The words dropped like a pebble in a still lake, sending ripples through Elara's mind. The Association was rewriting history? Why? To hide something? Or was some force subtly warping perceptions of the Abyss itself? Her otherworldly instincts resonated with this hidden warning.
The lecture ended under a heavy, contemplative silence. Croft's eyes scanned the young, solemn faces:
"Remember, children, we do not reclaim lost ground. We merely delay the end. Yet even that delay is meaningful. As long as we resist, the ember of the old world has not died."
The weight of history pressed like lead on every freshman.
For Elara, this class was priceless. It validated her suspicions and revealed a terrifying truth: her ultimate adversary was intelligent, adaptive, and constantly learning. Official forces were not only reactive—some high-ranking members could be compromised or influenced. Croft's subtle warning was a bell tolling in her mind.

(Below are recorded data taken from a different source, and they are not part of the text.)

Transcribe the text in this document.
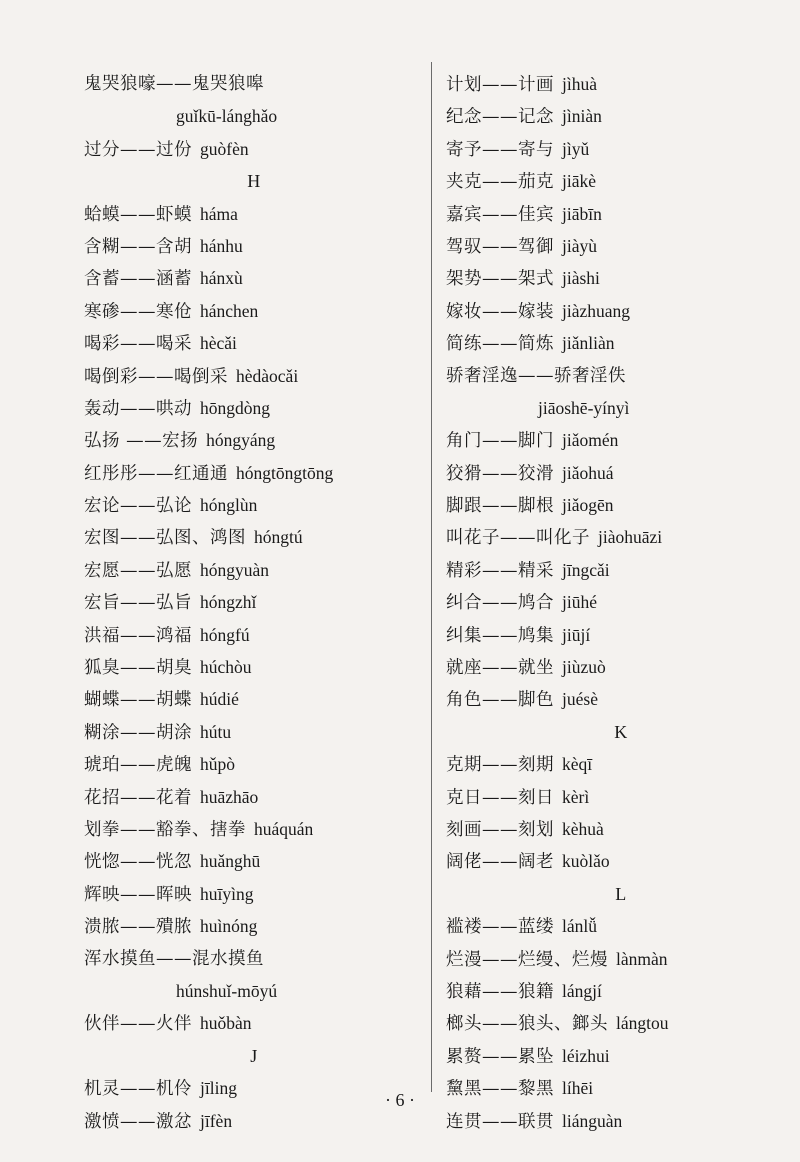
鬼哭狼嚎——鬼哭狼嗥
guǐkū-lánghǎo
过分——过份 guòfèn
H
蛤蟆——虾蟆 háma
含糊——含胡 hánhu
含蓄——涵蓄 hánxù
寒碜——寒伧 hánchen
喝彩——喝采 hècǎi
喝倒彩——喝倒采 hèdàocǎi
轰动——哄动 hōngdòng
弘扬 ——宏扬 hóngyáng
红彤彤——红通通 hóngtōngtōng
宏论——弘论 hónglùn
宏图——弘图、鸿图 hóngtú
宏愿——弘愿 hóngyuàn
宏旨——弘旨 hóngzhǐ
洪福——鸿福 hóngfú
狐臭——胡臭 húchòu
蝴蝶——胡蝶 húdié
糊涂——胡涂 hútu
琥珀——虎魄 hǔpò
花招——花着 huāzhāo
划拳——豁拳、搳拳 huáquán
恍惚——恍忽 huǎnghū
辉映——晖映 huīyìng
溃脓——殨脓 huìnóng
浑水摸鱼——混水摸鱼
húnshuǐ-mōyú
伙伴——火伴 huǒbàn
J
机灵——机伶 jīling
激愤——激忿 jīfèn
计划——计画 jìhuà
纪念——记念 jìniàn
寄予——寄与 jìyǔ
夹克——茄克 jiākè
嘉宾——佳宾 jiābīn
驾驭——驾御 jiàyù
架势——架式 jiàshi
嫁妆——嫁装 jiàzhuang
简练——简炼 jiǎnliàn
骄奢淫逸——骄奢淫佚
jiāoshē-yínyì
角门——脚门 jiǎomén
狡猾——狡滑 jiǎohuá
脚跟——脚根 jiǎogēn
叫花子——叫化子 jiàohuāzi
精彩——精采 jīngcǎi
纠合——鸠合 jiūhé
纠集——鸠集 jiūjí
就座——就坐 jiùzuò
角色——脚色 juésè
K
克期——刻期 kèqī
克日——刻日 kèrì
刻画——刻划 kèhuà
阔佬——阔老 kuòlǎo
L
褴褛——蓝缕 lánlǚ
烂漫——烂缦、烂熳 lànmàn
狼藉——狼籍 lángjí
榔头——狼头、鎯头 lángtou
累赘——累坠 léizhui
黧黑——黎黑 líhēi
连贯——联贯 liánguàn
· 6 ·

Her resolve hardened. She could trust neither the Academy nor Kaelan's planned path. She had to accelerate her own power—not only as a witch but as a student of this world's laws and the Abyss's essence. This history lesson had become her first study in enemy weaknesses and latent threats.
As she left Echo Hall, the setting sun stained the city's spires crimson. Elara watched the enormous gears slowly turning in the dusk. They were not merely moving the Academy forward—they were locks, precisely interlocking every person's fate.
Yet deep within this fortified cage, an alien soul had already begun quietly prying at the first stone. Her five-year plan was underway, under the weight of history and the shadow of unspoken warnings.